Figure 7

Wnt signaling is activated as Müller glia reenter the cell cycle following intense-light-induced destruction of photoreceptors. Tg(gfap:GFP)^mi2002 zebrafish larvae were exposed to intense light at 6 dpf to lesion their photoreceptors. Immediately following exposure, the retina appeared normal, with photoreceptors (double cones labeled with zpr-1) throughout the ONL (A). Within 48 hours post lesion (hpl), photoreceptors are missing from central retina as shown by the lack of zpr-1 staining (B; bracket). (C-F) Light-lesioned fish were incubated continuously in 2.5 mM BrdU and fixed at 24, 30, 36, or 48 hpl. Cells in the INL become PCNA-positive between 24 and 30 hpl, and begin to incorporate BrdU around 36 hpl (C-E). Immunoreactivity for β-catenin is absent from the INL at 24 or 30 hpl (C, D), but begins to accumulate by 36 hpl (E), when all BrdU-positive, PCNA-positive cells (white arrows) and some BrdU-negative, PCNA-positive cells (open arrows) are immunoreactive. By 48 hpl, all of the PCNA-positive cells are also BrdU-positive and β-catenin-positive (F; white arrows).
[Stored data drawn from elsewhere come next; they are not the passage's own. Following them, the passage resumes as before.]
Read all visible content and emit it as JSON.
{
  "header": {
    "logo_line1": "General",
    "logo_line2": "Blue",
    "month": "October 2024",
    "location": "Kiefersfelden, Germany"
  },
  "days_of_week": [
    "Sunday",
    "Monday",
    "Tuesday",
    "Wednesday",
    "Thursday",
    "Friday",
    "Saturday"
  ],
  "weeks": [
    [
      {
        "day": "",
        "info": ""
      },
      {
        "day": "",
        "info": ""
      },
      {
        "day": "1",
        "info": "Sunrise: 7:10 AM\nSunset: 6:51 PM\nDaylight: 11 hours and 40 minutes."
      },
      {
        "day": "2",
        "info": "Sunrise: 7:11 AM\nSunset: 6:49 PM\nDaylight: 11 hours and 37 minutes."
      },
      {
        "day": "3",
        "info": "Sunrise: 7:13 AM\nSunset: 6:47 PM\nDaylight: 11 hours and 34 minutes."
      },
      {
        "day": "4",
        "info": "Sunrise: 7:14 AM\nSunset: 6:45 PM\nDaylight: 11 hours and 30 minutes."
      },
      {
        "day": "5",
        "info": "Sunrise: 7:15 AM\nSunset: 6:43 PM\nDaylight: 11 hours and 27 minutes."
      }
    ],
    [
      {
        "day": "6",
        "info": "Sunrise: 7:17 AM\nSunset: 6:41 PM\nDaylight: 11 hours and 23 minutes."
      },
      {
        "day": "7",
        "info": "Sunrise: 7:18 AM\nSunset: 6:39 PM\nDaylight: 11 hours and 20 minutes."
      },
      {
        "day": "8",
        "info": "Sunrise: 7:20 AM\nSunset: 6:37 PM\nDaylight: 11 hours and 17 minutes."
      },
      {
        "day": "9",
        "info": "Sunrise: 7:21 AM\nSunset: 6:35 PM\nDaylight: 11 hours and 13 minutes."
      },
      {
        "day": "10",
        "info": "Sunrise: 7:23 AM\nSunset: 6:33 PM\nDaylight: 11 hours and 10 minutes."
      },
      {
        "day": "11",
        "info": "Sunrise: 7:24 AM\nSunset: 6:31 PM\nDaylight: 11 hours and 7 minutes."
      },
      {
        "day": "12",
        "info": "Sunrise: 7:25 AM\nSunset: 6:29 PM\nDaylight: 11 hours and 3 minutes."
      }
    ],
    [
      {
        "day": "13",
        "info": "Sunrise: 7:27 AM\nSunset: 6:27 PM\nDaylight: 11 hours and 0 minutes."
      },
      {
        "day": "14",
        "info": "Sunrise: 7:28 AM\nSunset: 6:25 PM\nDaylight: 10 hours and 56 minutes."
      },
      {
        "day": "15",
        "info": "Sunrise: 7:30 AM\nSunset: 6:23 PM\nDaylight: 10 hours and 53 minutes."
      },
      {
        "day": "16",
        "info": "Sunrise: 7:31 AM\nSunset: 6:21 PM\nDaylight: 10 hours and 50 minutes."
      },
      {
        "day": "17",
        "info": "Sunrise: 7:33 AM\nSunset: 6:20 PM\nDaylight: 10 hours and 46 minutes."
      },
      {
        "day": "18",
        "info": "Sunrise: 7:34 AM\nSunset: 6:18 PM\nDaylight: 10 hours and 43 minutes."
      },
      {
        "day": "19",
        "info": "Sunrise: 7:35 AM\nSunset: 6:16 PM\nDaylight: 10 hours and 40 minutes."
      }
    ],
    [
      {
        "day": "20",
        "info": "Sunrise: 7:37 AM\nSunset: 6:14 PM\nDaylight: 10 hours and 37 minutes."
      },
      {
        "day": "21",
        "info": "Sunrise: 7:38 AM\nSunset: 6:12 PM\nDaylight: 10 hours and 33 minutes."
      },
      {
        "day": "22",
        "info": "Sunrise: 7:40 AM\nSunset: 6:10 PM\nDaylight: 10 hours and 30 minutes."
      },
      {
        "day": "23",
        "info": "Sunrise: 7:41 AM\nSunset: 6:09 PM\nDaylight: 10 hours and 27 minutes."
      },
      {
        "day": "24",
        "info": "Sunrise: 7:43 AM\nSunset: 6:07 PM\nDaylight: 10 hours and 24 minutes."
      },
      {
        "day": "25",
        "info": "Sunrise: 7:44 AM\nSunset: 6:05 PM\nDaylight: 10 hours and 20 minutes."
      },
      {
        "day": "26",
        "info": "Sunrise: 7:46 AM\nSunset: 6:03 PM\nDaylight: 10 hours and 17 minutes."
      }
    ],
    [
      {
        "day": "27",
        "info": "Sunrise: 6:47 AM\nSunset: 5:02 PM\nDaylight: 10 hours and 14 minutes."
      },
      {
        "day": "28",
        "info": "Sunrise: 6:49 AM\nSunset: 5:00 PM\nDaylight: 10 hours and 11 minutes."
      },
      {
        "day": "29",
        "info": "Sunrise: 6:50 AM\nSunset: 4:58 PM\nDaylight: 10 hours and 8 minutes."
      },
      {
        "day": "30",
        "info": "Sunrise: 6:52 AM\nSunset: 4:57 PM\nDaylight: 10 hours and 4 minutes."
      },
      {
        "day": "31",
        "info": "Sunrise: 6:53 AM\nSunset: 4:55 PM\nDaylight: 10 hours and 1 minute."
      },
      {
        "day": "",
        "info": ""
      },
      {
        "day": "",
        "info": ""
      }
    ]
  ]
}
At 72 hpl, BrdU-positive cells in the INL also express GFP, indicating their Müller glial origins, and they are co-labeled with an antibody for dephosphorylated (active) β-catenin (white arrows; G). Proliferative cells are strongly immunoreactive for dephosphorylated β-catenin (open arrow). The cells of the CMZ also exhibit strong immunoreactivity for dephosphorylated β-catenin (bracket). Scale bars A-F: 100 μm; G: 50 μm.